Remind yourself that possessions do not define you.
Abundance of life is not found in the things that you own. Your possessions do not define you or your success—no matter what marketers will try to tell you.
The Diderot Effect is inspired by 18th century French philosopher Denis Diderot’s run-in with wealth and how he met with problems when he found that his new scarlet robe did not blend in with the poverty stricken surroundings of his home.
The Diderot Effect
In the 18th century, a French writer named Denis Diderot received a gift: a beautiful scarlet dressing gown. [Source: Consumption: Disciplinary approaches to consumption by Daniel Miller (page 121)].
The fabric was gorgeous. The colors were rich. The craftsmanship was spectacular.
Diderot immediately threw his tattered old gown away. He didn’t need it anymore. His new gown was breathtaking.
Of course, he needed to make a few extra purchases to accommodate that gown. In the past, if one of his books was covered with dust, he’d simply use his old gown as a rag. But he couldn’t wipe away dust with his beautiful new gown. He’d need to buy some dust rags.

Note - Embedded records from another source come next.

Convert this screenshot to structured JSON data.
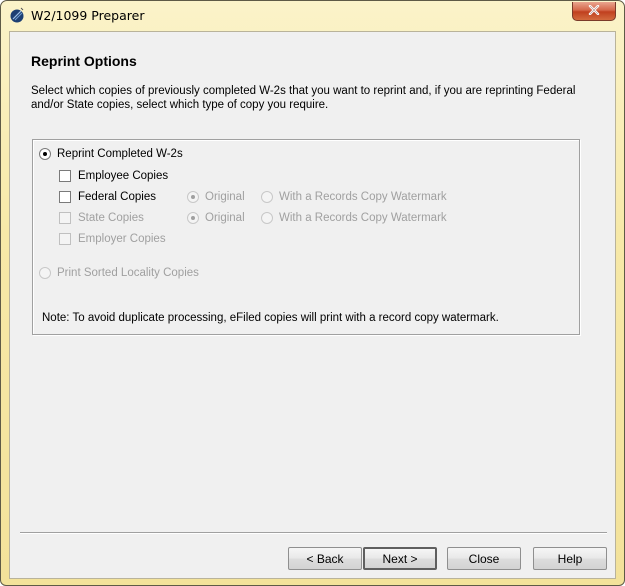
{
  "window": {
    "title": "W2/1099 Preparer",
    "app_icon": "app-logo-icon",
    "close_icon": "close-icon"
  },
  "page": {
    "title": "Reprint Options",
    "intro": "Select which copies of previously completed W-2s that you want to reprint and, if you are reprinting Federal and/or State copies, select which type of copy you require."
  },
  "options": {
    "reprint_completed": {
      "label": "Reprint Completed W-2s",
      "selected": true,
      "enabled": true
    },
    "employee_copies": {
      "label": "Employee Copies",
      "checked": false,
      "enabled": true
    },
    "federal_copies": {
      "label": "Federal Copies",
      "checked": false,
      "enabled": true,
      "original": {
        "label": "Original",
        "selected": true,
        "enabled": false
      },
      "watermark": {
        "label": "With a Records Copy Watermark",
        "selected": false,
        "enabled": false
      }
    },
    "state_copies": {
      "label": "State Copies",
      "checked": false,
      "enabled": false,
      "original": {
        "label": "Original",
        "selected": true,
        "enabled": false
      },
      "watermark": {
        "label": "With a Records Copy Watermark",
        "selected": false,
        "enabled": false
      }
    },
    "employer_copies": {
      "label": "Employer Copies",
      "checked": false,
      "enabled": false
    },
    "print_sorted_locality": {
      "label": "Print Sorted Locality Copies",
      "selected": false,
      "enabled": false
    },
    "note": "Note: To avoid duplicate processing, eFiled copies will print with a record copy watermark."
  },
  "buttons": {
    "back": "< Back",
    "next": "Next >",
    "close": "Close",
    "help": "Help"
  }
}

When there was excess ink on his pen, he used his old gown to wipe it clear. He couldn’t do that with the new gown. He’d need to buy handkerchiefs, or perhaps he’d need better pens.
But those are small purchases, right? A small price to pay to maintain such a beautiful gown … right?
Diderot began to notice that the rest of his home looked shabby in comparison to the gown. His drapes were threadbare and faded, in contract to the rich colors of the gown. He’d need to replace them.
He often sat in a straw chair. He didn’t want the gown to snag on the fibers. His gown looked silly on such a cheap old chair, anyway. He bought a chair upholstered in leather, with colors that suited the scarlet tones of his gown.
He spent most of his day sitting at his desk, wearing the gown. But the gown didn’t match the old desk. It would be the 18thcentury equivalent of wearing a crisp Armani suit while sitting at a beat-up desk. So Diderot purchased an expensive new desk.
Once he had that desk, though, his paintings looked amateurish and faded. He needed more exquisite art on his walls, art that matched the desk and drapes.
Soon, Diderot plunged into debt.
Now fast forward to 21st century
We can spot similar behaviors in many other areas of life:
Buying a new mobile and then spending money on screen guard, even when the mobile comes with gorilla glass display.
After buying a new shirt and now you start disliking your old pants.
You buy a new couch and suddenly you’re questioning the layout of your entire living room. Those chairs? That coffee table? That rug? They all got to go.
Inspired by his research on The Diderot Effect, writer and researcher on behavioral psychology, James Clear, explores why we tend to overspend on things we do not need, sharing useful tips on how we can overcome this syndrome.
We have a tendency to want more, we are rarely looking to downgrade, to simplify, to eliminate, to reduce. Our natural inclination is always to accumulate, to add, to upgrade, and to build upon.
So What Happened to Diderot?
Diderot wrote an essay “Regrets on Parting with My Old Dressing Gown” outlining his regret. His beautiful scarlet gown had become a curse, not a blessing. He missed his faded, tattered robe, he wrote. Its folds fit comfortably around his body. Its dust and ink stains reflected the life of “a writer, a man who works.”
“I was absolute master of my old dressing gown,” Diderot said, “but I have become a slave to my new one.”
In Diderot’s words, “Let my example teach you a lesson. Poverty has its freedoms; opulence has its obstacles.”